The way you define your decorator the target object information is lost. Use a function wrapper instead:
def CalcOrPass(func):
#wraps(func)
def result(self, *args, **kwargs):
res = self.stats[func.__name__]
if not res:
res = func(self, *args, **kwargs)
self.stats[func.__name__] = res
return res
return result
wraps is from functools and not strictly necessary here, but very convenient.
Side note: defaultdict takes a factory function argument:
defaultdict(lambda: None)
But since you're testing for the existence of the key anyway, you should prefer a simple dict.
You can't do what you want when your function is defined, because it is unbound. Here's a way to achieve it in a generic fashion at runtime:
class CalcOrPass(object):
def __init__(self, func):
self.f = func
def __get__(self, obj, type=None): # Cheat.
return self.__class__(self.f.__get__(obj, type))
#if the value is already in the instance dict from SimpleData,
#don't recalculate the values, instead return the value from the dict
def __call__(self, *args, **kwargs):
# I'll concede that this doesn't look very pretty.
# TODO handle KeyError here
res = self.f.__self__.stats[self.f.__name__]
if not res:
res = self.f(*args, **kwargs)
self.f.__self__.stats[self.f__name__] = res
return res
A short explanation:
Our decorator defines __get__ (and is hence said to be a descriptor). Whereas the default behaviour for an attribute access is to get it from the object's dictionary, if the descriptor method is defined, Python will call that instead.
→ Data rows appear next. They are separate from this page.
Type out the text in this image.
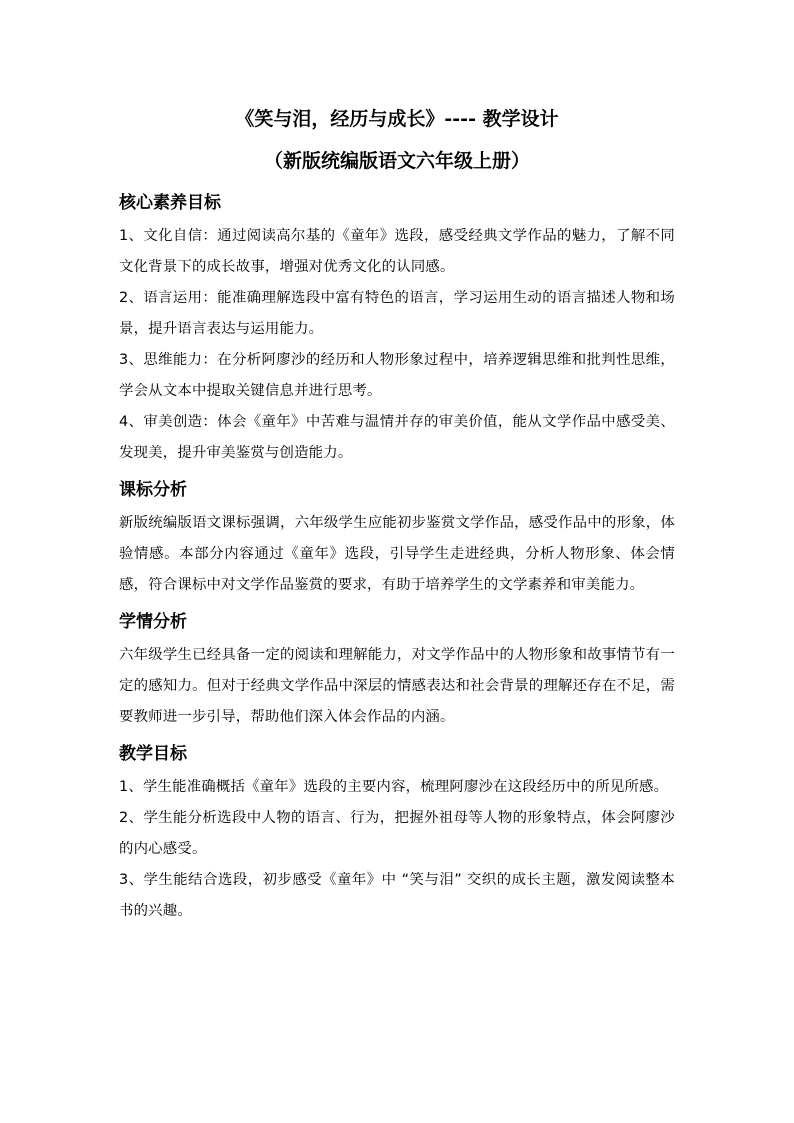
《笑与泪，经历与成长》---- 教学设计
（新版统编版语文六年级上册）
核心素养目标

1、文化自信：通过阅读高尔基的《童年》选段，感受经典文学作品的魅力，了解不同文化背景下的成长故事，增强对优秀文化的认同感。

2、语言运用：能准确理解选段中富有特色的语言，学习运用生动的语言描述人物和场景，提升语言表达与运用能力。

3、思维能力：在分析阿廖沙的经历和人物形象过程中，培养逻辑思维和批判性思维，学会从文本中提取关键信息并进行思考。

4、审美创造：体会《童年》中苦难与温情并存的审美价值，能从文学作品中感受美、发现美，提升审美鉴赏与创造能力。

课标分析

新版统编版语文课标强调，六年级学生应能初步鉴赏文学作品，感受作品中的形象，体验情感。本部分内容通过《童年》选段，引导学生走进经典，分析人物形象、体会情感，符合课标中对文学作品鉴赏的要求，有助于培养学生的文学素养和审美能力。

学情分析

六年级学生已经具备一定的阅读和理解能力，对文学作品中的人物形象和故事情节有一定的感知力。但对于经典文学作品中深层的情感表达和社会背景的理解还存在不足，需要教师进一步引导，帮助他们深入体会作品的内涵。

教学目标

1、学生能准确概括《童年》选段的主要内容，梳理阿廖沙在这段经历中的所见所感。

2、学生能分析选段中人物的语言、行为，把握外祖母等人物的形象特点，体会阿廖沙的内心感受。

3、学生能结合选段，初步感受《童年》中 “笑与泪” 交织的成长主题，激发阅读整本书的兴趣。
The case with objects is that object.__getattribute__ transforms an access like b.x into type(b).__dict__['x'].__get__(b, type(b))
This way we can access the bound class and its type from the descriptor's parameters.
Then we create a new CalcOrPass object which now decorates (wraps) a bound method instead of the old unbound function.
Note the new style class definition. I'm not sure if this will work with old-style classes, as I haven't tried it; just don't use those. :) This will work for both functions and methods, however.
What happens to the "old" decorated functions is left as an exercise.